Considering my theological positions regarding God and the universe—both then and now—I was somewhat surprised by my almost immediate negative response to I.D. when it first became a topic of discussion among Christians. (Honestly, I really wanted to like it but didn’t. I couldn’t if I considered the evidence or lack thereof. I continue to consider I.D. poorly constructed philosophy which happens to involve scientific topics but doesn’t engage/employ valid scientific methodologies.) I was struck by the logic fallacies, the lazy preaching to the choir (i.e., easy propaganda), and what I would call an amateurish grasp of the topics.
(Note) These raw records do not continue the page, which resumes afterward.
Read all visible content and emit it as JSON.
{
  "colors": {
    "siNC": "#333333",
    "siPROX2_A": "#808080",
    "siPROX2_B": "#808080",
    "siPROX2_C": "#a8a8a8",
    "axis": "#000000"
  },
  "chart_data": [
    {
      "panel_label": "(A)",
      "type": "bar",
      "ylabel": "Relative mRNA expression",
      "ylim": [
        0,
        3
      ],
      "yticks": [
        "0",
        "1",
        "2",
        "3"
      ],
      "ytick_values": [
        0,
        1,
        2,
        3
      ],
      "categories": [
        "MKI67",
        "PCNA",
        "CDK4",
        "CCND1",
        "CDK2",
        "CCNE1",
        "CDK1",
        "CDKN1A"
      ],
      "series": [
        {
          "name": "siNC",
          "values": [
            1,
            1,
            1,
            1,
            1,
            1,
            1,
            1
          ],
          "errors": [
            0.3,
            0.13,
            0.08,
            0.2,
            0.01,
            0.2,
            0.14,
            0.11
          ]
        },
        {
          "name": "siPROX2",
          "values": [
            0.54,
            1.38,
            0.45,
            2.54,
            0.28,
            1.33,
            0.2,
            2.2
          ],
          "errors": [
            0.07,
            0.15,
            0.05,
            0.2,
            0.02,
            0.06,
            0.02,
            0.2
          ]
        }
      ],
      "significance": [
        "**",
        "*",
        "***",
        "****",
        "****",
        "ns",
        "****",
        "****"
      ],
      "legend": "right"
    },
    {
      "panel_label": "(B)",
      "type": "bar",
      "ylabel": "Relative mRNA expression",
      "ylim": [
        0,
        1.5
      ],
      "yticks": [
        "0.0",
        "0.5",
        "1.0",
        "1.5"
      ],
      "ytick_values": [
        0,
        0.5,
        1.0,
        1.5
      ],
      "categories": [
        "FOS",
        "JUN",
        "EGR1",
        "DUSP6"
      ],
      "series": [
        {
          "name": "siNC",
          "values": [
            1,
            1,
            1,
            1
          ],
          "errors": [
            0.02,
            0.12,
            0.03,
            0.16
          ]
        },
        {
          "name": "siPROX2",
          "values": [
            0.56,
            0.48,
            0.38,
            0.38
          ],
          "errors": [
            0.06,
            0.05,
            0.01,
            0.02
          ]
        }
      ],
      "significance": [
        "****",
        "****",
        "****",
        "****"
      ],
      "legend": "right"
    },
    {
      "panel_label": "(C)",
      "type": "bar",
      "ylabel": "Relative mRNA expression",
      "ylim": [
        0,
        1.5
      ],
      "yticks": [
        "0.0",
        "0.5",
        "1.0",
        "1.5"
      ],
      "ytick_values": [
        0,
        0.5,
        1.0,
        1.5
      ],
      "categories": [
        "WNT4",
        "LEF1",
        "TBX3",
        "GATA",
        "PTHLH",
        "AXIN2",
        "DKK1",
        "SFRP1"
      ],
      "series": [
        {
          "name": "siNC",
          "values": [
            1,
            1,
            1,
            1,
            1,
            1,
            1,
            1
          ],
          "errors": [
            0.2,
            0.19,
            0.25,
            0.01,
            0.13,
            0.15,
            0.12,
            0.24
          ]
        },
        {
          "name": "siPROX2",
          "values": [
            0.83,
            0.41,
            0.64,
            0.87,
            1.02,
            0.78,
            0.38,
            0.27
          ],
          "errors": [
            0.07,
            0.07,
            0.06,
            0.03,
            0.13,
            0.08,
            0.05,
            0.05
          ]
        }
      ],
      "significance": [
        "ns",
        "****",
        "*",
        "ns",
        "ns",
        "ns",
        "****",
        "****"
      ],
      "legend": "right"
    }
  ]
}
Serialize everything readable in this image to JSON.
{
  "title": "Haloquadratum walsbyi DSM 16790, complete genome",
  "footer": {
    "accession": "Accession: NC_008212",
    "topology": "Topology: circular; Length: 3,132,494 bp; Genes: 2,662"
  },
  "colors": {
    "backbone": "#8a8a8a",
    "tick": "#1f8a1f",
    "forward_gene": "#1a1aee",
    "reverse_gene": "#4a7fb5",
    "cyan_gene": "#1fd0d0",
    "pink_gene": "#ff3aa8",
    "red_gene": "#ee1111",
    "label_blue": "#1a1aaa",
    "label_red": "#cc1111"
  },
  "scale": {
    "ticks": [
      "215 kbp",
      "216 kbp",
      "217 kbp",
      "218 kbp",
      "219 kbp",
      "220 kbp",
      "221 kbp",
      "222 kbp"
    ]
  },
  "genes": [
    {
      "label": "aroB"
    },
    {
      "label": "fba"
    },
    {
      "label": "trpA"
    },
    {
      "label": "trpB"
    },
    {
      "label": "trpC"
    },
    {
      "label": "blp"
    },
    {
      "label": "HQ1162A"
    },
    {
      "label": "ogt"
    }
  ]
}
Decades later I have essentially the same impressions of I.D. arguments even though I have many friends and former colleagues of the I.D. camp.

Oops, I guess I wandered a bit off on a tangent. My main point is that the topic of protein-folding helped me identify early on that I was not impressed by I.D. arguments.

3 Likes

I also would guess that this is a case of historical contingency. The program took a very different path and ended up in a very different spot in the vast sequences space, which yielded the same function nonetheless.

Additionally, it also possible that the evolution of GFP in nature was very different. Perhaps the natural GFP evolved from a non-fluorescent precursor first, with a very different function. If this is the case then the structure of the ancestral GFP was constrained to serve a different task. In contrast, the program that was tasked to find the GFP function probably wasn’t constrained by a specific starting point (correct me if I am wrong on this).

As it turns out, I came across a paper which points out that the GFP domain is similar to a domain of Nidogens, which - quote - “are neither colored nor fluorescent, but instead they serve as protein-binding modules that participate in control of the extracellular matrix formation during development”. Although, as far as I can tell, it doesn’t state whether this was the ancestral function or not.

2 Likes

The program was definitely constrained (see the OP) but not by a “specific starting point.”

Right, but they basically started with the GFP “active site”. So it is very much contingent on the starting point.

In an effort to generate new GFP sequences, we directly prompt the base pretrained 7B parameter ESM3 to generate a 229 residue protein conditioned on the positions Thr62,
Thr65, Tyr66, Gly67, Arg96, Glu222, which are critical residues for forming and catalyzing the chromophore reac-tion (Fig. 4A). We additionally condition on the structure of residues 58 through 71 from the experimental structure in 1QY3, which are known to be structurally important for the energetic favorability of chromophore formation (53). Specifically, sequence tokens, structure tokens, and atomic coordinates of the backbone are provided at the input, and generation begins from a nearly completely masked array of tokens corresponding to 229 residues, except for the token positions used for conditioning.

Still impressive to me that this kind of simulation is possible and results in functional protein sequences. They even synthesize the generated proteins and test them for function in E coli.

This topic was automatically closed 7 days after the last reply. New replies are no longer allowed.